Vertex's 3,456-well Nanowell plates enable ultra-high throughput. Credit: VERTEX PHARMACEUTICALS

Miniaturization has been one of the triumphs in screening technology over the past decade or so, mainly because of advances in the automation of liquid handling, control software and detection systems. A few examples of ultra-high-throughput screening already exist, with Vertex in San Diego, California, for instance, performing the majority of its assays using 3,456-well microplates, in which each assay is done in a volume of just 1 µl.

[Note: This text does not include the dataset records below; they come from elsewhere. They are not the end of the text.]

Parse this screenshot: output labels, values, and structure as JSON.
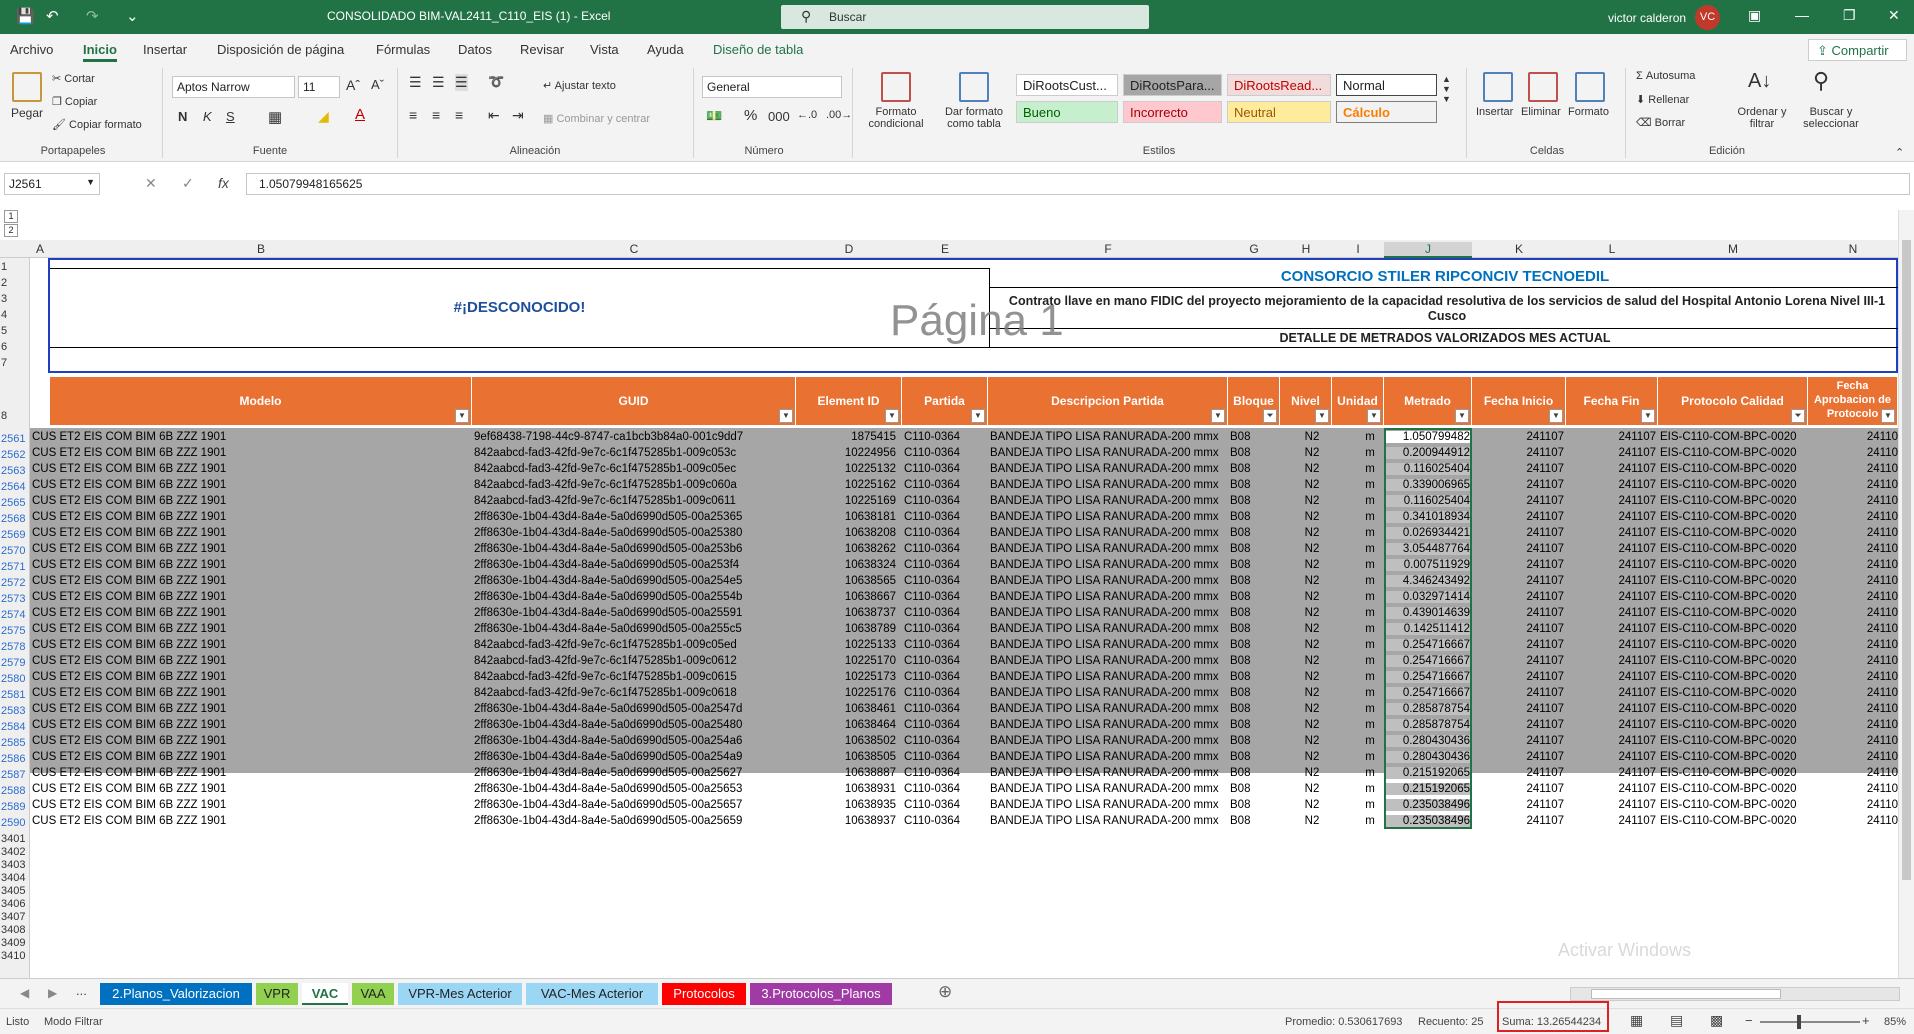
{
  "titlebar": {
    "title": "CONSOLIDADO BIM-VAL2411_C110_EIS (1)  -  Excel",
    "search_placeholder": "Buscar",
    "user": "victor calderon",
    "avatar": "VC"
  },
  "menu": {
    "items": [
      "Archivo",
      "Inicio",
      "Insertar",
      "Disposición de página",
      "Fórmulas",
      "Datos",
      "Revisar",
      "Vista",
      "Ayuda",
      "Diseño de tabla"
    ],
    "share": "Compartir"
  },
  "ribbon": {
    "pegar": "Pegar",
    "cortar": "Cortar",
    "copiar": "Copiar",
    "copiar_formato": "Copiar formato",
    "portapapeles": "Portapapeles",
    "font": "Aptos Narrow",
    "size": "11",
    "fuente": "Fuente",
    "bold": "N",
    "italic": "K",
    "underline": "S",
    "ajustar": "Ajustar texto",
    "combinar": "Combinar y centrar",
    "alineacion": "Alineación",
    "numfmt": "General",
    "numero": "Número",
    "pct": "%",
    "formato_cond": "Formato condicional",
    "dar_formato": "Dar formato como tabla",
    "styles": [
      "DiRootsCust...",
      "DiRootsPara...",
      "DiRootsRead...",
      "Normal",
      "Bueno",
      "Incorrecto",
      "Neutral",
      "Cálculo"
    ],
    "estilos": "Estilos",
    "insertar": "Insertar",
    "eliminar": "Eliminar",
    "formato": "Formato",
    "celdas": "Celdas",
    "autosuma": "Autosuma",
    "rellenar": "Rellenar",
    "borrar": "Borrar",
    "ordenar": "Ordenar y filtrar",
    "buscar": "Buscar y seleccionar",
    "edicion": "Edición"
  },
  "formula": {
    "namebox": "J2561",
    "value": "1.05079948165625"
  },
  "columns": [
    "A",
    "B",
    "C",
    "D",
    "E",
    "F",
    "G",
    "H",
    "I",
    "J",
    "K",
    "L",
    "M",
    "N"
  ],
  "sheet_header": {
    "unknown": "#¡DESCONOCIDO!",
    "consorcio": "CONSORCIO STILER RIPCONCIV TECNOEDIL",
    "contrato": "Contrato llave en mano FIDIC del proyecto mejoramiento de la capacidad resolutiva de los servicios de salud del Hospital Antonio Lorena Nivel III-1 Cusco",
    "detalle": "DETALLE DE METRADOS VALORIZADOS MES ACTUAL",
    "pagina": "Página 1"
  },
  "table_headers": [
    "Modelo",
    "GUID",
    "Element ID",
    "Partida",
    "Descripcion Partida",
    "Bloque",
    "Nivel",
    "Unidad",
    "Metrado",
    "Fecha Inicio",
    "Fecha Fin",
    "Protocolo Calidad",
    "Fecha Aprobacion de Protocolo"
  ],
  "header_rows": [
    "1",
    "2",
    "3",
    "4",
    "5",
    "6",
    "7",
    "8"
  ],
  "rows": [
    {
      "n": "2561",
      "guid": "9ef68438-7198-44c9-8747-ca1bcb3b84a0-001c9dd7",
      "eid": "1875415",
      "met": "1.050799482"
    },
    {
      "n": "2562",
      "guid": "842aabcd-fad3-42fd-9e7c-6c1f475285b1-009c053c",
      "eid": "10224956",
      "met": "0.200944912"
    },
    {
      "n": "2563",
      "guid": "842aabcd-fad3-42fd-9e7c-6c1f475285b1-009c05ec",
      "eid": "10225132",
      "met": "0.116025404"
    },
    {
      "n": "2564",
      "guid": "842aabcd-fad3-42fd-9e7c-6c1f475285b1-009c060a",
      "eid": "10225162",
      "met": "0.339006965"
    },
    {
      "n": "2565",
      "guid": "842aabcd-fad3-42fd-9e7c-6c1f475285b1-009c0611",
      "eid": "10225169",
      "met": "0.116025404"
    },
    {
      "n": "2568",
      "guid": "2ff8630e-1b04-43d4-8a4e-5a0d6990d505-00a25365",
      "eid": "10638181",
      "met": "0.341018934"
    },
    {
      "n": "2569",
      "guid": "2ff8630e-1b04-43d4-8a4e-5a0d6990d505-00a25380",
      "eid": "10638208",
      "met": "0.026934421"
    },
    {
      "n": "2570",
      "guid": "2ff8630e-1b04-43d4-8a4e-5a0d6990d505-00a253b6",
      "eid": "10638262",
      "met": "3.054487764"
    },
    {
      "n": "2571",
      "guid": "2ff8630e-1b04-43d4-8a4e-5a0d6990d505-00a253f4",
      "eid": "10638324",
      "met": "0.007511929"
    },
    {
      "n": "2572",
      "guid": "2ff8630e-1b04-43d4-8a4e-5a0d6990d505-00a254e5",
      "eid": "10638565",
      "met": "4.346243492"
    },
    {
      "n": "2573",
      "guid": "2ff8630e-1b04-43d4-8a4e-5a0d6990d505-00a2554b",
      "eid": "10638667",
      "met": "0.032971414"
    },
    {
      "n": "2574",
      "guid": "2ff8630e-1b04-43d4-8a4e-5a0d6990d505-00a25591",
      "eid": "10638737",
      "met": "0.439014639"
    },
    {
      "n": "2575",
      "guid": "2ff8630e-1b04-43d4-8a4e-5a0d6990d505-00a255c5",
      "eid": "10638789",
      "met": "0.142511412"
    },
    {
      "n": "2578",
      "guid": "842aabcd-fad3-42fd-9e7c-6c1f475285b1-009c05ed",
      "eid": "10225133",
      "met": "0.254716667"
    },
    {
      "n": "2579",
      "guid": "842aabcd-fad3-42fd-9e7c-6c1f475285b1-009c0612",
      "eid": "10225170",
      "met": "0.254716667"
    },
    {
      "n": "2580",
      "guid": "842aabcd-fad3-42fd-9e7c-6c1f475285b1-009c0615",
      "eid": "10225173",
      "met": "0.254716667"
    },
    {
      "n": "2581",
      "guid": "842aabcd-fad3-42fd-9e7c-6c1f475285b1-009c0618",
      "eid": "10225176",
      "met": "0.254716667"
    },
    {
      "n": "2583",
      "guid": "2ff8630e-1b04-43d4-8a4e-5a0d6990d505-00a2547d",
      "eid": "10638461",
      "met": "0.285878754"
    },
    {
      "n": "2584",
      "guid": "2ff8630e-1b04-43d4-8a4e-5a0d6990d505-00a25480",
      "eid": "10638464",
      "met": "0.285878754"
    },
    {
      "n": "2585",
      "guid": "2ff8630e-1b04-43d4-8a4e-5a0d6990d505-00a254a6",
      "eid": "10638502",
      "met": "0.280430436"
    },
    {
      "n": "2586",
      "guid": "2ff8630e-1b04-43d4-8a4e-5a0d6990d505-00a254a9",
      "eid": "10638505",
      "met": "0.280430436"
    },
    {
      "n": "2587",
      "guid": "2ff8630e-1b04-43d4-8a4e-5a0d6990d505-00a25627",
      "eid": "10638887",
      "met": "0.215192065"
    },
    {
      "n": "2588",
      "guid": "2ff8630e-1b04-43d4-8a4e-5a0d6990d505-00a25653",
      "eid": "10638931",
      "met": "0.215192065"
    },
    {
      "n": "2589",
      "guid": "2ff8630e-1b04-43d4-8a4e-5a0d6990d505-00a25657",
      "eid": "10638935",
      "met": "0.235038496"
    },
    {
      "n": "2590",
      "guid": "2ff8630e-1b04-43d4-8a4e-5a0d6990d505-00a25659",
      "eid": "10638937",
      "met": "0.235038496"
    }
  ],
  "row_common": {
    "modelo": "CUS ET2 EIS COM BIM 6B ZZZ 1901",
    "partida": "C110-0364",
    "desc": "BANDEJA TIPO LISA RANURADA-200 mmx",
    "bloque": "B08",
    "nivel": "N2",
    "unidad": "m",
    "fi": "241107",
    "ff": "241107",
    "prot": "EIS-C110-COM-BPC-0020",
    "fap": "24110"
  },
  "empty_rows": [
    "3401",
    "3402",
    "3403",
    "3404",
    "3405",
    "3406",
    "3407",
    "3408",
    "3409",
    "3410"
  ],
  "tabs": [
    {
      "label": "...",
      "color": "#f3f3f3"
    },
    {
      "label": "2.Planos_Valorizacion",
      "color": "#0070c0"
    },
    {
      "label": "VPR",
      "color": "#92d050"
    },
    {
      "label": "VAC",
      "color": "#ffffff"
    },
    {
      "label": "VAA",
      "color": "#92d050"
    },
    {
      "label": "VPR-Mes Acterior",
      "color": "#9bd7f5"
    },
    {
      "label": "VAC-Mes Acterior",
      "color": "#9bd7f5"
    },
    {
      "label": "Protocolos",
      "color": "#ff0000"
    },
    {
      "label": "3.Protocolos_Planos",
      "color": "#a03aa5"
    }
  ],
  "status": {
    "ready": "Listo",
    "mode": "Modo Filtrar",
    "avg": "Promedio: 0.530617693",
    "count": "Recuento: 25",
    "sum": "Suma: 13.26544234",
    "zoom": "85%"
  },
  "watermark": "Activar Windows"
}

Affymax, a drug-discovery firm based in Palo Alto, California, is reported to be working on a 20,000-well plate in which each well would have a volume of just 25 nl. And although most of the endeavour has been directed towards miniaturizing microplates, other ultra-high-throughput formats are being developed, the screening of microbead-attached combinatorial libraries, for instance, by companies such as Luminex in Austin, Texas, and Illumina in San Diego, California.

Although these examples are undoubtedly a taste of the future, miniaturization is not for everyone, and does not suit every purpose. Except when compound or protein amounts are critical factors, miniaturization is unlikely to make a big difference to the efficiency of primary screening, although doing assays in less time makes it easier to keep conditions standardized.

For Vertex's cell-based assays, the transition from 384- to 3,456-well plates meant that the number of cells needed dropped from 10,000–40,000 per well to about 200. This means that the company can work with cell types that are relatively difficult to get hold of, such as disease cells, says Paul Negulescu (above, inset), vice-president of discovery biology at Vertex. In principle, 3,456-well plates could be used to study single cells, but at that level the cells' 'individuality' starts to become a problem, giving uneven responses and so degrading the data.